ORAR exige un tiempo previo -breve o larguísimo -en cada orante en que se aclaren las ultimidades del vivir del hombre. No es bueno vivir sin haberse planteado problemas claves del propio vivir. Y no es el primero la propia subsistencia; hay uno previo que postula esta subsistencia: ser persona humana en devenir. La persona tiene tanta necesidad como obligación de cumplirse, de realizar en sí su posible personalidad. Es obra que se realiza desde la persona que se es, desde la propia intimidad; es obra más propia que ajena. Contar con Dios o rechazar a Dios ha de ser el resultado de un problema que no puede dejar de plantearse el hombre, al menos si, cristiano o no cristiano, llegó a la vida dentro de una civilización cristiana como es la nuestra.
Este es el año en que se cumplen 800 del nacimiento de San Francisco y 400 de la muerte de Santa Teresa - dos personas de oración y de acción a un mismo tiempo -. Dos santos modelo de vida verdadera, activísima en el mundo, y a la vez residenciada allende el mundo, en un espacio temporal - ese otro tiempo que no marcan nuestros relojes - y donde discurre la oración - de los grandes orantes.
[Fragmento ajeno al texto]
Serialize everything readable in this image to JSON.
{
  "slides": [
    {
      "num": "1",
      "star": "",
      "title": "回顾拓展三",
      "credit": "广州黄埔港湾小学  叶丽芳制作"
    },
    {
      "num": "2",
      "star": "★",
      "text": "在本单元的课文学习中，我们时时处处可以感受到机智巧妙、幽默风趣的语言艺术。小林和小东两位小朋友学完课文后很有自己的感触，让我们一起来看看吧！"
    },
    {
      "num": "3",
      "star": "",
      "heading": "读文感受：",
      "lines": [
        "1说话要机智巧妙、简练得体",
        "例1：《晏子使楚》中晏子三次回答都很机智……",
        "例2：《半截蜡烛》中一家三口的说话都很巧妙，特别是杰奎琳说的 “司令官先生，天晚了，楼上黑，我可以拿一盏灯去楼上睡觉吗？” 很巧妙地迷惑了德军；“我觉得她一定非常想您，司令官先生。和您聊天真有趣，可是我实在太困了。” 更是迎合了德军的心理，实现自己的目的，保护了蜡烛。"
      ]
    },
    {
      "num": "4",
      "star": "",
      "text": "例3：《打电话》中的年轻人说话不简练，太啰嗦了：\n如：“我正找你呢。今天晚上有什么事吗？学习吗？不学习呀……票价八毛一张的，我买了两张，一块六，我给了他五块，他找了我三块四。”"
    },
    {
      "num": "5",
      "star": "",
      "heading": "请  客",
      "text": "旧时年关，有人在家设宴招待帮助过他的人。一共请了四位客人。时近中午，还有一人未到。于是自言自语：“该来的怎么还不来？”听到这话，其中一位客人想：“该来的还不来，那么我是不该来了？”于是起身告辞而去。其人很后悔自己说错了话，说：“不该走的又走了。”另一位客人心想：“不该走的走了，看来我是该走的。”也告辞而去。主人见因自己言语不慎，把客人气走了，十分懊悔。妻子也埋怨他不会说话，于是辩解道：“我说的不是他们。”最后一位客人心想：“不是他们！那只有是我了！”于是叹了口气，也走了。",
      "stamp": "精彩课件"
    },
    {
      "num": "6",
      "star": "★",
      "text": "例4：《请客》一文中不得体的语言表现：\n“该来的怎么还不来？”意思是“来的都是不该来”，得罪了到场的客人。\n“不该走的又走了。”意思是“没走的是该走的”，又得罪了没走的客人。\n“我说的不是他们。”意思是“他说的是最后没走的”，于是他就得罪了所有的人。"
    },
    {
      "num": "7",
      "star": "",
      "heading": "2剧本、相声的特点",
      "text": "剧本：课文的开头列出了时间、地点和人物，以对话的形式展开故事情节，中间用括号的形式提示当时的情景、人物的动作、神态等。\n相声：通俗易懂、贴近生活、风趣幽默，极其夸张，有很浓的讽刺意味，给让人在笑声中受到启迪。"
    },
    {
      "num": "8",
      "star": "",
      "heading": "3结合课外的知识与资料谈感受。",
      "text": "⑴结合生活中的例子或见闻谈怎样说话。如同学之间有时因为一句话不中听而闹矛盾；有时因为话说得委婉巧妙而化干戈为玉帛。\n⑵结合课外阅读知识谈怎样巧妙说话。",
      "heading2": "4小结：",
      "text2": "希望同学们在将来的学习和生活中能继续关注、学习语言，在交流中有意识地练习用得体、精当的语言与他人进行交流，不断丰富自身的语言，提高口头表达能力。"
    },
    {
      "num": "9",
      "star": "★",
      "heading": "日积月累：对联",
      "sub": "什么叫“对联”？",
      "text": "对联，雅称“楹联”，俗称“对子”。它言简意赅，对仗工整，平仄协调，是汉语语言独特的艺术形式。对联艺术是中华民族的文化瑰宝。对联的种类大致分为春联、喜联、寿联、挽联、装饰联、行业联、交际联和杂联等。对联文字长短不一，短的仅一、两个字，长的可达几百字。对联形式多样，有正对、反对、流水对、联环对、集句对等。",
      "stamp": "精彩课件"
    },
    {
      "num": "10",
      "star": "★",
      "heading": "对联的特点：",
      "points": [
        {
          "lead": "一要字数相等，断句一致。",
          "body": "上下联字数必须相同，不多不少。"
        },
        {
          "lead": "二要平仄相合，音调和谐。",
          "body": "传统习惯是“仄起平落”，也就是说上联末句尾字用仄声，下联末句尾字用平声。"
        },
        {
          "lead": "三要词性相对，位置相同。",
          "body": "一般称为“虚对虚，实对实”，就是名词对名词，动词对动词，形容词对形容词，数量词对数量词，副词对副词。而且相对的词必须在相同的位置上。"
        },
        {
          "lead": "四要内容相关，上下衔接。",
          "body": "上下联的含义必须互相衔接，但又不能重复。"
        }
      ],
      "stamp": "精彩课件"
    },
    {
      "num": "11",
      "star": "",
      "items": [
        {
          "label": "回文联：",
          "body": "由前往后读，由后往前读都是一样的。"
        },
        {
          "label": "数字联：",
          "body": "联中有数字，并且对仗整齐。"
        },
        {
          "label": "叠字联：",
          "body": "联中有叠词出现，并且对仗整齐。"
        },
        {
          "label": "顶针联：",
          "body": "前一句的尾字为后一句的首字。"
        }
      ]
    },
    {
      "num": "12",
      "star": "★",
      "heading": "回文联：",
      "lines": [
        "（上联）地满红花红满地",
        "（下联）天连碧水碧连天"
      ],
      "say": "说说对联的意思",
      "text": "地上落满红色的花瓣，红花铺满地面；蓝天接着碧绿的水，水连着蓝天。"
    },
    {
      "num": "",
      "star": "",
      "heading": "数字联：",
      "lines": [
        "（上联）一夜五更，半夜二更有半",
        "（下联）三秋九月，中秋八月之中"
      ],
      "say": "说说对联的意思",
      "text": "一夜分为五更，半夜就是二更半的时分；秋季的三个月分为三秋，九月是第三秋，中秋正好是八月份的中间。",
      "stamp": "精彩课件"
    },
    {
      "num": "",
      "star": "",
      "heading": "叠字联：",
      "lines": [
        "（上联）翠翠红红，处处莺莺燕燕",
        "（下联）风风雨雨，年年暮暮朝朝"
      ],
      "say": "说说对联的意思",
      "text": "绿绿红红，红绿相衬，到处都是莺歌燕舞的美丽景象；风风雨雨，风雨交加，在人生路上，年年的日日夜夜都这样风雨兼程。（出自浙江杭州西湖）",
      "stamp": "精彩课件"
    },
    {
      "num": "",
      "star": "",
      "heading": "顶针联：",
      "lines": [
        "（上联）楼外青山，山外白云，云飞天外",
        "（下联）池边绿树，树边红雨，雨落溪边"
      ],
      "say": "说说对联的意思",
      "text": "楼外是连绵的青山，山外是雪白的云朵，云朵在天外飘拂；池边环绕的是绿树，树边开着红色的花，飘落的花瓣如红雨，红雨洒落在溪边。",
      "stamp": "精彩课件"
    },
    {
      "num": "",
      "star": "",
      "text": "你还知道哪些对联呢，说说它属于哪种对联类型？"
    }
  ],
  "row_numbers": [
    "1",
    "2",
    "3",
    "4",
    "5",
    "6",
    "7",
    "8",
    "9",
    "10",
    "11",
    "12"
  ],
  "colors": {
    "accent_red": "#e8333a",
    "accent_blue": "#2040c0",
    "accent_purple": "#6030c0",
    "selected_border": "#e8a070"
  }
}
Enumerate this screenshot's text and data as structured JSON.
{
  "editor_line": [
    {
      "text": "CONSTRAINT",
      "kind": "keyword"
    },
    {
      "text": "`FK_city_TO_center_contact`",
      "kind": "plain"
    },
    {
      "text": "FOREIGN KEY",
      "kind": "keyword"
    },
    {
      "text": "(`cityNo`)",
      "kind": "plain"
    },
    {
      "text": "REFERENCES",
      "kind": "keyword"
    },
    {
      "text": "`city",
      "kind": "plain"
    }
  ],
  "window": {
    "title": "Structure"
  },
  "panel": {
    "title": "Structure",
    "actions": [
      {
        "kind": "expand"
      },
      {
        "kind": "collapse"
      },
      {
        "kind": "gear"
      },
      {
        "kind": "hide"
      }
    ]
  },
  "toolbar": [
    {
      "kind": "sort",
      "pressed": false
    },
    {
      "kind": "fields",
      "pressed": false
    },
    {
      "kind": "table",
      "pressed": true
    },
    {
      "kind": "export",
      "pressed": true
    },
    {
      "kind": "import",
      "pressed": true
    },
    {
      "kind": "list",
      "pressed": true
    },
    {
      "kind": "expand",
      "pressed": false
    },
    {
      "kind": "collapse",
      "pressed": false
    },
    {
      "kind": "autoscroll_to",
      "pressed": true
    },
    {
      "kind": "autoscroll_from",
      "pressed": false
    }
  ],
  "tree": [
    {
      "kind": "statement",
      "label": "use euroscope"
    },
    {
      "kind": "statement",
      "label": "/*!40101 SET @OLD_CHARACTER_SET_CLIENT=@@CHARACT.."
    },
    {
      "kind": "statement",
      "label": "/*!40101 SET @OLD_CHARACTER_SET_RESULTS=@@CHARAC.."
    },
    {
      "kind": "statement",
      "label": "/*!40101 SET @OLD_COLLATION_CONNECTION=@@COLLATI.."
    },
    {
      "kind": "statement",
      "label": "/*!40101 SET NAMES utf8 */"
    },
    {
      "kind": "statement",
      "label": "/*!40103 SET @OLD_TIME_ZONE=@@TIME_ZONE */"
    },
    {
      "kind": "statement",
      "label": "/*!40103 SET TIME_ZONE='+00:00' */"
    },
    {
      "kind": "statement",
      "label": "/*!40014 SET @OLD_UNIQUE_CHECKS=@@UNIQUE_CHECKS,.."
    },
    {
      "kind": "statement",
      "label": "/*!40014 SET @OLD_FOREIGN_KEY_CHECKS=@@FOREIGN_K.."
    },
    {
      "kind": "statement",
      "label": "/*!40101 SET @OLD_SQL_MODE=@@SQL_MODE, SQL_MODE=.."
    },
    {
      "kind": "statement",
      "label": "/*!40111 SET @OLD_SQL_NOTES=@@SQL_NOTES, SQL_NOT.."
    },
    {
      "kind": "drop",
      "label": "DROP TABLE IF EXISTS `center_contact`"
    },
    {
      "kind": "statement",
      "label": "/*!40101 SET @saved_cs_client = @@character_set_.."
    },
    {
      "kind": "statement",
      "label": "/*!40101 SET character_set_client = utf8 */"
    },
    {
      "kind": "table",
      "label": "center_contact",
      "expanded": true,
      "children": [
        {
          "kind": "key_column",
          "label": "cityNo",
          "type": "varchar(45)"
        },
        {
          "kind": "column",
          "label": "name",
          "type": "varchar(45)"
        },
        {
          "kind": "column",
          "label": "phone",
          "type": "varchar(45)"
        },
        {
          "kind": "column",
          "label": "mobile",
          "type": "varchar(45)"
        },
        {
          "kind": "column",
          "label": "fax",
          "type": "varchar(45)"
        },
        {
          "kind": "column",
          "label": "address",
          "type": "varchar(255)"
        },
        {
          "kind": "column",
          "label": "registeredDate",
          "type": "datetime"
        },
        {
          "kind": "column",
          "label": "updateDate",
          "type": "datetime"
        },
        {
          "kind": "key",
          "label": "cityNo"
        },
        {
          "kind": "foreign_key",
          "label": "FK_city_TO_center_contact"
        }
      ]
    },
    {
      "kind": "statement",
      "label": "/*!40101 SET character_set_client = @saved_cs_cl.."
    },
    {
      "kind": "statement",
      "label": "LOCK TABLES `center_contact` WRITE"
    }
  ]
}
Esto no puede sorprender a quien ame: su amor no vive en el tiempo cotidiano de su vida, sino en un transtiempo suyo, radical y exclusivo. Orar es un modo, el más radical y lúcido, de amor - amor a Dios - , donde la criatura intenta decirle a Dios mismo que es suya, que busca no perder la ligazón con su Creador porque necesita que Dios sea con ella. Orar es dar fe de humildad a Dios, franciscanamente. Orar no es prescindir de cuanto no sea Dios, sino asentarse en el mundo con las demás criaturas suyas, y convivir con ellas amándolas. "Quien no amare al prójimo - dice Santa Teresa - , no os ama, Señor mío". Orar es el modo de amar a Dios amando a los demás hombres. En consecuencia, es hermanarse plena, conscientemente con ellos, vivir en armonía con las de más vidas, de modo que prime la verdad en esta coherencia interhumana. Esa verdad que "nos hará libres", y la paz que nos hará del todo personas humanas.
En oración y amor - aquende y allende - fue el vivir entre los hombres del Santo de Asís, y de Teresa de Ávila, la Santa. Ella, con su gracia expresiva escribe: "Las almas que no tienen oración, cuerpo tullido". Parece una apostilla al decir de Luis de Granada: "La oración es de todos los tiempos y de todas las horas". Francisco se quemó orando el propio cuerpo, y dio tal llama de amor, que las gentes creían ver fuego cuando en la Iglesia les hablaba de Dios. No sólo oración fueron sus vidas. Sin cesar en todo tiempo y en todas las horas acudieron a sus hermanos los hombres. Convivieron miserias y espantosos horrores, y dieron siempre muestra viva de su humana dignidad. La Iglesia les debe la creación de remansos de paz - conjuntos de personas de amor probado, que hicieron navegable su tiempo, y nos ayudan a no ahogarnos en el nuestro.
¿No sería bueno orar, no aspirando a la propia santidad sino buscando que crueldades, mentiras, desamor, violencia, hambre... huyan entre los hombres, humanas criaturas de Dios?